Выбрать главу

— Заманчивая перспектива, так что не думай, что сможешь меня этим напугать, — хищно улыбается и отрезает любую возможность для разговоров, накрыв мой рот требовательным поцелуем. И я вновь сдаюсь… Так происходит всегда, когда расстояние между нами сокращается на столько, что дыхания смешиваются, а тело начинает гореть от такой тесной близости. Он медленно заставляет меня забыть обо всем, что еще пару минут назад казалось важным, вознося на вершину, с которой мне не дают упасть его мягкие губы и обернувшиеся вокруг талии крепкие мужские руки.

— Я не могу учиться, когда ты делаешь это, — вычерчивая указательным пальцем круги на его подтянутой груди, признаю очевидное.

— Делаю что? — брови его ползут вверх, но улыбка выдает с головой — он прекрасно понимает, о чем я.

— Сам знаешь! Первый экзамен уже после завтра, а я до сих пор не готова! — не унимаюсь, прикрывая обнаженное тело клетчатым пледом.

— Сдашь! Улыбнись ему пару раз и пятерка в кармане!

— Ты предлагаешь мне соблазнить преподавателя? — со всей серьезностью задаю свой вопрос, надеясь, что укор в моем взгляде заставит его устыдиться.

— Нет, малышка, я предлагаю немного пококетничать, и обещаю не ревновать, если конечно он не станет распускать руки!

— Андрей, ему наверно лет восемьдесят и если я и смогу его заинтересовать, то только как девушка, подходящая на роль сиделки!

— Поверь, меня ты будешь волновать, даже когда мне исполниться сто, — вновь целует меня, и я в сотый раз ловлю себя на том, что на всем белом свете не найти человека, счастливее.
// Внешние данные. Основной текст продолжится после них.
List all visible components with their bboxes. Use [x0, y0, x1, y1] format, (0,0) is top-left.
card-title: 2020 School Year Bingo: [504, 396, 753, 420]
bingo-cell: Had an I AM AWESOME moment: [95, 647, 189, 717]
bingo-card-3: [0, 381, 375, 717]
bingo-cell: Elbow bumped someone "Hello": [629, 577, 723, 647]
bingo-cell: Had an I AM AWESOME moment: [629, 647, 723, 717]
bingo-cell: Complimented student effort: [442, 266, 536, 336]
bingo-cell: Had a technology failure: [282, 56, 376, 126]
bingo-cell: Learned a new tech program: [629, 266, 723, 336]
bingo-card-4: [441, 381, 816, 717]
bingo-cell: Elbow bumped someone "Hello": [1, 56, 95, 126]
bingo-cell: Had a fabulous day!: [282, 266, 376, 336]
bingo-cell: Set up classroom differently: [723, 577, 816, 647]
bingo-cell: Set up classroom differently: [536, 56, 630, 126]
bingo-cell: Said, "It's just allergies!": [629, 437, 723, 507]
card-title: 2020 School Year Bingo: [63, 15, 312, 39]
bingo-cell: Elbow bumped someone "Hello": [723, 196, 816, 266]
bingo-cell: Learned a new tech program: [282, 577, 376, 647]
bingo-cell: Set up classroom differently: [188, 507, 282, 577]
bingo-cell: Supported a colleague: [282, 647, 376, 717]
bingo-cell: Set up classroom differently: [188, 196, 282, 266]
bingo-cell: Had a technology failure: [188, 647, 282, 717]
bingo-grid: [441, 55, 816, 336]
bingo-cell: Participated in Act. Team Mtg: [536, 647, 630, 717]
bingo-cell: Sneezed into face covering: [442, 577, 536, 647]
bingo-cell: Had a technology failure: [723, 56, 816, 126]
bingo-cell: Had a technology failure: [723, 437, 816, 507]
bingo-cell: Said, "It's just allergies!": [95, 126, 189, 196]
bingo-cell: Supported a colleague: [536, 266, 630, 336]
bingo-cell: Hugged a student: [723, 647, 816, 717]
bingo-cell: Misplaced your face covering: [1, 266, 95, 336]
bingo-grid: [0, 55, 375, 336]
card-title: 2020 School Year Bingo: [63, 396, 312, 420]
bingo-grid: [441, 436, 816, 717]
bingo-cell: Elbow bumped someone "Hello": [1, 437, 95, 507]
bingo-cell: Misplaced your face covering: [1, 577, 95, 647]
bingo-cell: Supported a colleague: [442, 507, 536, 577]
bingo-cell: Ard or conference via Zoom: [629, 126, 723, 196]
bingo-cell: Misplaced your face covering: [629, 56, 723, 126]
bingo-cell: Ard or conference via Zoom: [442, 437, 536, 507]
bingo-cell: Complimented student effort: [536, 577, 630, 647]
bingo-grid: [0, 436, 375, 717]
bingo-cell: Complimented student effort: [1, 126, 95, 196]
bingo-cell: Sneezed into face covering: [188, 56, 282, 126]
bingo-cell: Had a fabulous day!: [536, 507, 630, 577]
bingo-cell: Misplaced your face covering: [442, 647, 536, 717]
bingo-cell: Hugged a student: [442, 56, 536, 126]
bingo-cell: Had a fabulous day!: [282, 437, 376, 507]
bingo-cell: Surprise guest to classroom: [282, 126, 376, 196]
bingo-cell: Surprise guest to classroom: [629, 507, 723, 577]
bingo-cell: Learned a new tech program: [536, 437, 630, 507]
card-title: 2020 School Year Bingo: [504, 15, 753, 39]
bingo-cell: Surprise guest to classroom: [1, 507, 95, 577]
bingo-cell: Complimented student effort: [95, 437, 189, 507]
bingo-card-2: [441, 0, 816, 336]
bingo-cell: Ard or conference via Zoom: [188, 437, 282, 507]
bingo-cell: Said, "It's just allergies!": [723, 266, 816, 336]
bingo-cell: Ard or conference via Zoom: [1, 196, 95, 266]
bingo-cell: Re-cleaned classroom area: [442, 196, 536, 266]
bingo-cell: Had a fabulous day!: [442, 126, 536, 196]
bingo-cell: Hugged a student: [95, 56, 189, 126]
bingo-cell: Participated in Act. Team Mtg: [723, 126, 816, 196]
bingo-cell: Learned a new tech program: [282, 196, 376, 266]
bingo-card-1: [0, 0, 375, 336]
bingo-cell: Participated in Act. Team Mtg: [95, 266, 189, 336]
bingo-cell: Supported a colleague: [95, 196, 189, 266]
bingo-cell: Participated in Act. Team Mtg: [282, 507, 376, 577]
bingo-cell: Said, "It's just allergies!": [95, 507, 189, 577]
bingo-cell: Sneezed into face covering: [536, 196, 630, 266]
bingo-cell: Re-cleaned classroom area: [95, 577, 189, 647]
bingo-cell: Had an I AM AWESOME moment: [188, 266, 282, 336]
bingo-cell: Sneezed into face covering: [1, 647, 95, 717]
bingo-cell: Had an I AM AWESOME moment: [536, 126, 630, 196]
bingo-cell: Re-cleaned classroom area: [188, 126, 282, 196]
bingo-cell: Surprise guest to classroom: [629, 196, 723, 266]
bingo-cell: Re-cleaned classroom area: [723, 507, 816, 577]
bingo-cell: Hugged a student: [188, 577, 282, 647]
Уже два месяца мы живем в небольшой двухкомнатной квартире, которая досталась ему от бабушки, и, мое личное мнение, уютнее и теплее места не найти. Мебель — сплошной антиквариат: старый секретер с десятком выдвижных ящиков, огромный ковер, когда-то явно украшавший стену, а сейчас прикрывающий протертый паркет на полу. В спальне огромное резное зеркало и массивный комод из темного дерева. У окна двуспальная кровать, которую Андрей приобрел сам, заменив на нее видавшую виды софу.
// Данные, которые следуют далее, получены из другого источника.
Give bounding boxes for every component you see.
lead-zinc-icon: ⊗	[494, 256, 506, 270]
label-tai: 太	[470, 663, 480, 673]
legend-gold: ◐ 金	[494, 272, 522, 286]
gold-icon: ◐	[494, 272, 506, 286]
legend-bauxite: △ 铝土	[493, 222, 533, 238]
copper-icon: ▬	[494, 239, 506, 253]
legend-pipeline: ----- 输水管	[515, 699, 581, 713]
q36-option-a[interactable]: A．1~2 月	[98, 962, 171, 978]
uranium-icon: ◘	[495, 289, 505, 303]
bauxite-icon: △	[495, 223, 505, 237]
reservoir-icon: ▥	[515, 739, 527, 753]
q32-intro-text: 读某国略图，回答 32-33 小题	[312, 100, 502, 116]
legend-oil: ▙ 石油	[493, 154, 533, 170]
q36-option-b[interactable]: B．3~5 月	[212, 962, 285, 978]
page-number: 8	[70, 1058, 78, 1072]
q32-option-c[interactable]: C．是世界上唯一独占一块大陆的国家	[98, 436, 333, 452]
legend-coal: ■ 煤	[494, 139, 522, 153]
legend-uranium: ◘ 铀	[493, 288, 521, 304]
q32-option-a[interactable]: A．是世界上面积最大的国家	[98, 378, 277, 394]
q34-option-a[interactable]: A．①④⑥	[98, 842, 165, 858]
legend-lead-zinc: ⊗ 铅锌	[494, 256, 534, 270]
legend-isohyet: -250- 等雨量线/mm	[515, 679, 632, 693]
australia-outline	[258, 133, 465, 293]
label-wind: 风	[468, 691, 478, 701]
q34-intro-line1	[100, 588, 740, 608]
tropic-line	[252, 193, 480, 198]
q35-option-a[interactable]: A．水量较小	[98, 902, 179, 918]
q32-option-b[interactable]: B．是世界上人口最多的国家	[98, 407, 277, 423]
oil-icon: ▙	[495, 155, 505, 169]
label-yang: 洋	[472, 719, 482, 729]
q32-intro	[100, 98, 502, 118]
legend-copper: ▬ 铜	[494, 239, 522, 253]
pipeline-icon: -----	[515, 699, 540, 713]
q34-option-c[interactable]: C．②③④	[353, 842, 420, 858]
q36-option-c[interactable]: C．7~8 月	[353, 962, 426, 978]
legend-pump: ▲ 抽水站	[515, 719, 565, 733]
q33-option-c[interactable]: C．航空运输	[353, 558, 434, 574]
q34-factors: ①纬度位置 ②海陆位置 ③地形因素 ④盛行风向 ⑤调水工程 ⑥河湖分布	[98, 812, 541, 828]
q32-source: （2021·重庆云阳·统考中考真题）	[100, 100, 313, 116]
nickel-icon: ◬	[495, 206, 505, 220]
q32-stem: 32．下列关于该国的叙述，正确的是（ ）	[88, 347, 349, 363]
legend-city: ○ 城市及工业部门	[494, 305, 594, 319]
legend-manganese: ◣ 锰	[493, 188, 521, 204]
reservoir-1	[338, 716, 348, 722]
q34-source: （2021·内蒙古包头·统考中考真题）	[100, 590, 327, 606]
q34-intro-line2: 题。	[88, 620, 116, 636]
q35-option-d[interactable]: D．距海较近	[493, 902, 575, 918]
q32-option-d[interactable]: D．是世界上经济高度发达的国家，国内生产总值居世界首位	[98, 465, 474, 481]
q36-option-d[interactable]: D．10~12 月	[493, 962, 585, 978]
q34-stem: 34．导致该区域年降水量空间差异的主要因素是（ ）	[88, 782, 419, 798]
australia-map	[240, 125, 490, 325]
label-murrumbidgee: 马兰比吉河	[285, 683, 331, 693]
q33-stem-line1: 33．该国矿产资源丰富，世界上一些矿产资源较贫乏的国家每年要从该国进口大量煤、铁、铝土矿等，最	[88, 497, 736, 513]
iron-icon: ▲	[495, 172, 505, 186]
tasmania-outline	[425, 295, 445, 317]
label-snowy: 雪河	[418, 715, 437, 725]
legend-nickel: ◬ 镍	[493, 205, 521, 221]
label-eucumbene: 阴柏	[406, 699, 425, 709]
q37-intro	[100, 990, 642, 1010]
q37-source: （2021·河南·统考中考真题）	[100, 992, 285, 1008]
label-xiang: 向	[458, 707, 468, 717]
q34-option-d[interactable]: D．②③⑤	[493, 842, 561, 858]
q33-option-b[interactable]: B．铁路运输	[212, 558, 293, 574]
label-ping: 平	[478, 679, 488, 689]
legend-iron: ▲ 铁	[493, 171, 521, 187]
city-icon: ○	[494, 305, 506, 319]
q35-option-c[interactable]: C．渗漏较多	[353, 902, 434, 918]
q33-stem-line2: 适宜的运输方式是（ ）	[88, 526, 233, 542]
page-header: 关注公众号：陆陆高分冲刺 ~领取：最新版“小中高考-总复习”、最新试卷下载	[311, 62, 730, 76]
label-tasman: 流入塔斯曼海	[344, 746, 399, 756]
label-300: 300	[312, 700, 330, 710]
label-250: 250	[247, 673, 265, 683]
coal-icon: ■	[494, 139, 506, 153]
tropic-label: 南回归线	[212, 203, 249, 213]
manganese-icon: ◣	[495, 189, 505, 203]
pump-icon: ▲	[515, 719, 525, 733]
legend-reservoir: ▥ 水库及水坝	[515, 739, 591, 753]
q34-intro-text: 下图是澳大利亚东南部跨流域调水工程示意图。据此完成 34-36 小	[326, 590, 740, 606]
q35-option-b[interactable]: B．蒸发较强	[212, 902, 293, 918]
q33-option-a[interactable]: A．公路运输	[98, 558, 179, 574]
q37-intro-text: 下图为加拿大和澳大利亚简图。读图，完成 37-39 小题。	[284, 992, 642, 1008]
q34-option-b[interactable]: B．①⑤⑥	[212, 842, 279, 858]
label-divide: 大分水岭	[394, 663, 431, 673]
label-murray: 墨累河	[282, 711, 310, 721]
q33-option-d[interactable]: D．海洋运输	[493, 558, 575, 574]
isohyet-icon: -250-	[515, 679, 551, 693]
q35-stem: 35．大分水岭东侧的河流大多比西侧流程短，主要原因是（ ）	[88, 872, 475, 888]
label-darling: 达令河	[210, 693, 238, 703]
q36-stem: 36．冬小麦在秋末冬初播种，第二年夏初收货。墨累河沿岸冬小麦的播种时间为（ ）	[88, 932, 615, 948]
Знаете, пять месяцев назад, я и думать не могла, что так скоро перевезу свои вещи в его дом, поставлю свою зубную щетку в серый пластмассовый стаканчик на полочке в ванной, и буду убеждена, что даже наши шампуни и гели для душа смотря вместе по-особенному гармонично. Боже, даже получив в ответ на свое смс его довольно внезапное «Я тоже скучаю», а утром проснувшись от его раннего звонка — я и мечтать не смела, что так скоро окажусь рядом с ним, в его постели, в его квартире и в его сердце. В тот день мы долго говорили… и так же долго молчали… Я слушала его дыхание, твердо уверившись, что в его жизни произошло что-то важное, что-то, что, вполне возможно, выбило почву из под его ног, но не спешила задавать вопросы. Намного позже мне стало известно, что в ту памятную для меня ночь, когда я с таким рвением отвечала на его ласки на бежевом сидении его автомобиля, Сережа Медведев, напившись до беспамятства, свел счеты с жизнью, повесившись в туалете их родительской квартиры. Мне рассказала об этом Света, во время одного из наших телефонных разговоров. Сам же Андрей очень долго не поднимал этой темы. Я никогда не теряла близких, и не представляю, что должен чувствовать человек, похоронивший своего младшего брата, но уже тогда была готова примчаться и разделить с ним горечь потери.

Наверное, даже по окончании школы я не уезжала из дома с таким воодушевлением, с каким собирала свои чемоданы этим летом. Все дело в том, что я твердо знала, что на платформе меня будет встречать самый лучший мужчина на всем белом свете. И казалось таким нормальным, гулять с ним по ночным улицам, делиться событиями, произошедшими в вузе и расспрашивать, как прошел его день.

— О чем ты думаешь? — привстав на локте, интересуется Андрей.

— О том, что мне повезло оказаться в одном плацкарте с Валентиной Ивановной.

* * *

— Машунь, давай в центр стола поставим, оливье у нас всегда гвоздь программы, — сдвигая блюда и освобождая место для салатника, обращается ко мне Анна Федоровна. — Мальчишки его за обе щеки уплетают…

Улыбка на губах этой хрупкой невысокой женщины медленно тает, стираемая горечью осознания, что младший сын за праздничный стол сегодня так и не сядет… Она отходит к окну, и не издавая ни единого звука, словно стыдясь своей несдержанности, способной испортить веселье окружающим ее людям, начинает оплакивать своего ребенка.